Hummmm. I opened a new journal entry with some idea as to what to write—and now that idea is as elusive as xanadu. Maybe I’m getting old. In any case I will be getting old in a week—or at least older as far as officail like documents are concerned. One more growth ring, though I joined a gym and am trying to remove some of the old growth rings.
The past few weeks my mood has been very manic—some days I’m happy and energetic and other I just want to be left alone—very alone. Not really sure whats up. I know that mid December to mid January are never the best of times for me. I try not to live in the past but there are a few things from this time of year that just bother me, no way to not think about them and no way to fix them. They bother me less with time but I think they will always be there in the back of my head.

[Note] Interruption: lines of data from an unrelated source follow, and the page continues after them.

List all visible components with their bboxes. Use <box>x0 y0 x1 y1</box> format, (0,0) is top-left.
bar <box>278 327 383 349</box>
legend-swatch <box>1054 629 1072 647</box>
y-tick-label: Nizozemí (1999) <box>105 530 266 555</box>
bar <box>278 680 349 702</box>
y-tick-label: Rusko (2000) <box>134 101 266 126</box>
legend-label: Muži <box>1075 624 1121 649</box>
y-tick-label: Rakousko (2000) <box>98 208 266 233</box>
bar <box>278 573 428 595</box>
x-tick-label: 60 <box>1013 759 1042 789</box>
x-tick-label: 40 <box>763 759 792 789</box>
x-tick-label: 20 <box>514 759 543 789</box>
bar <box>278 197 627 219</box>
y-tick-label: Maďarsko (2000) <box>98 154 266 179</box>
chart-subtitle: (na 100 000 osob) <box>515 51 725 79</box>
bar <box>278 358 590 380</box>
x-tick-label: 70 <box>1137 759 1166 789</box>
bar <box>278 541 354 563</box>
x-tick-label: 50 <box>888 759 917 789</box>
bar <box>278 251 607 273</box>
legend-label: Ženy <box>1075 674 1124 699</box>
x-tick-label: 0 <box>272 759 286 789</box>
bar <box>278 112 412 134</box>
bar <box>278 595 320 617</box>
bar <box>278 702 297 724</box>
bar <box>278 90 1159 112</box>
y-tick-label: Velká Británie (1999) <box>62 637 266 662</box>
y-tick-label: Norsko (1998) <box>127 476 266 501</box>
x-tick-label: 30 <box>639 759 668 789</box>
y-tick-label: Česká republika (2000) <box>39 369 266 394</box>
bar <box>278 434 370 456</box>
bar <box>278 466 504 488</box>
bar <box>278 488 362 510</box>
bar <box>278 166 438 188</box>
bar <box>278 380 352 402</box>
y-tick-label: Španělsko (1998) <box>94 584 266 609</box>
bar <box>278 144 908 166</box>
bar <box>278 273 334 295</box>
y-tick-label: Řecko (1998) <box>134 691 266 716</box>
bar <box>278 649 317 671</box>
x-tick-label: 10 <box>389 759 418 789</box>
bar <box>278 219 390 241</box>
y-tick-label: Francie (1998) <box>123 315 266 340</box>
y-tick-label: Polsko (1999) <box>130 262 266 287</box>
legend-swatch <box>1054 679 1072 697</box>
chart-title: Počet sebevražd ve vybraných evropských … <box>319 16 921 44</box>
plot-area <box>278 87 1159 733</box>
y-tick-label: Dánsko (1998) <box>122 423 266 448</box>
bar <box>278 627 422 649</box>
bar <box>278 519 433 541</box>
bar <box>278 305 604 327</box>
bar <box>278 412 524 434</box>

Anyway, it’s a new year. Leo Buscaglia once told a story about ancient Egyptians and their version of St. Peter. That they believed that after death their answer to two questions would determine if they where to enter paradise of not. The fist; ‘did you find joy?’ and the second; ‘did you bring joy?’ Rather than waiting for the afterlife lets ask these question of the last year.
Did I find joy? Yes. There was a lot of pain in the past twelve months but overall I believe I am happier with my life than at the end of the previous twelve. Did I bring joy? I hope so. I think so. I know I brought my share of pain and anger but I hope that over all I come out as a bringer of joy.
And what of the coming year? Will I find joy? Will I bring joy? Well… One can only hope. So, happy new year.